After the second lemonade and bake sale, he and his friends turned it into a large-scale sale, with cookies, cupcakes, lemonade and candy to buy.
All of the money is being donated to the local Black Lives Matter movement.
Miles wanted to take it one step further. Luckily for him, his neighbor Kristin Grant owns Hyper Local Impact, who are coordinators of the Family and Friends Fund for Southeast Fort Wayne, a program to help people of color on the southeast side build up their community.
"Miles Clark approached me when he heard we were starting this fund and he said I want to host a bake sale to raise money for it and then we started talking and he’s now inspired kids all over Fort Wayne, and every zip code in Fort Wayne, to host bake sales to raise money for their neighbors in southeast Fort Wayne to build their own dreams," Grant said.
Now, through Miles' effort and Grant’s help, Kids in every zip code in Fort Wayne will be hosting a bake sale, with the proceeds being "a direct investment into the dreams, ideas, plans of BIPOC (Black, Indigenous, People of Color) people of Southeast Fort Wayne through the Friends & Family Fund."

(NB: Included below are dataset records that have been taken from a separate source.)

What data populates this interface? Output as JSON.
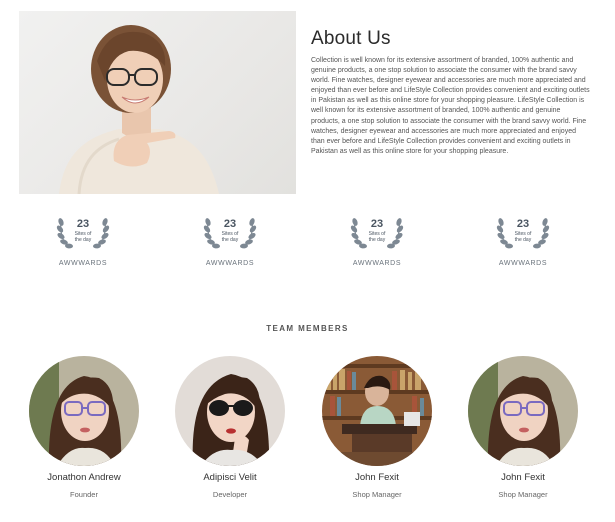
{
  "about": {
    "title": "About Us",
    "body": "Collection is well known for its extensive assortment of branded, 100% authentic and genuine products, a one stop solution to associate the consumer with the brand savvy world. Fine watches, designer eyewear and accessories are much more appreciated and enjoyed than ever before and LifeStyle Collection provides convenient and exciting outlets in Pakistan as well as this online store for your shopping pleasure. LifeStyle Collection is well known for its extensive assortment of branded, 100% authentic and genuine products, a one stop solution to associate the consumer with the brand savvy world. Fine watches, designer eyewear and accessories are much more appreciated and enjoyed than ever before and LifeStyle Collection provides convenient and exciting outlets in Pakistan as well as this online store for your shopping pleasure."
  },
  "awards": [
    {
      "number": "23",
      "subtitle_line1": "Sites of",
      "subtitle_line2": "the day",
      "label": "AWWWARDS"
    },
    {
      "number": "23",
      "subtitle_line1": "Sites of",
      "subtitle_line2": "the day",
      "label": "AWWWARDS"
    },
    {
      "number": "23",
      "subtitle_line1": "Sites of",
      "subtitle_line2": "the day",
      "label": "AWWWARDS"
    },
    {
      "number": "23",
      "subtitle_line1": "Sites of",
      "subtitle_line2": "the day",
      "label": "AWWWARDS"
    }
  ],
  "team": {
    "heading": "TEAM MEMBERS",
    "members": [
      {
        "name": "Jonathon Andrew",
        "role": "Founder"
      },
      {
        "name": "Adipisci Velit",
        "role": "Developer"
      },
      {
        "name": "John Fexit",
        "role": "Shop Manager"
      },
      {
        "name": "John Fexit",
        "role": "Shop Manager"
      }
    ]
  },
  "colors": {
    "award_laurel": "#7d8893",
    "text_dark": "#2b2b2b"
  }
}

The goal of the fund is to have $1 million available through a donor-advised fund to help build generational wealth in SE Fort Wayne.
For Adam, he says he’s proud of his kids and the other neighborhood kids for want to step up, saying "It’s really inspiring, it’s really special to have kids lead the way." Miles says any kids can do the same.
"I feel like if we get a start on the change now, it’ll be even more easier to change it later in life," Miles said.
The bake sales will go on in different neighborhoods throughout the month of July.
As of the end of Monday's bake sale, $155,000 has been raised for the fund, of which $12,000 of that came from the kids' bake sales, with matching donations.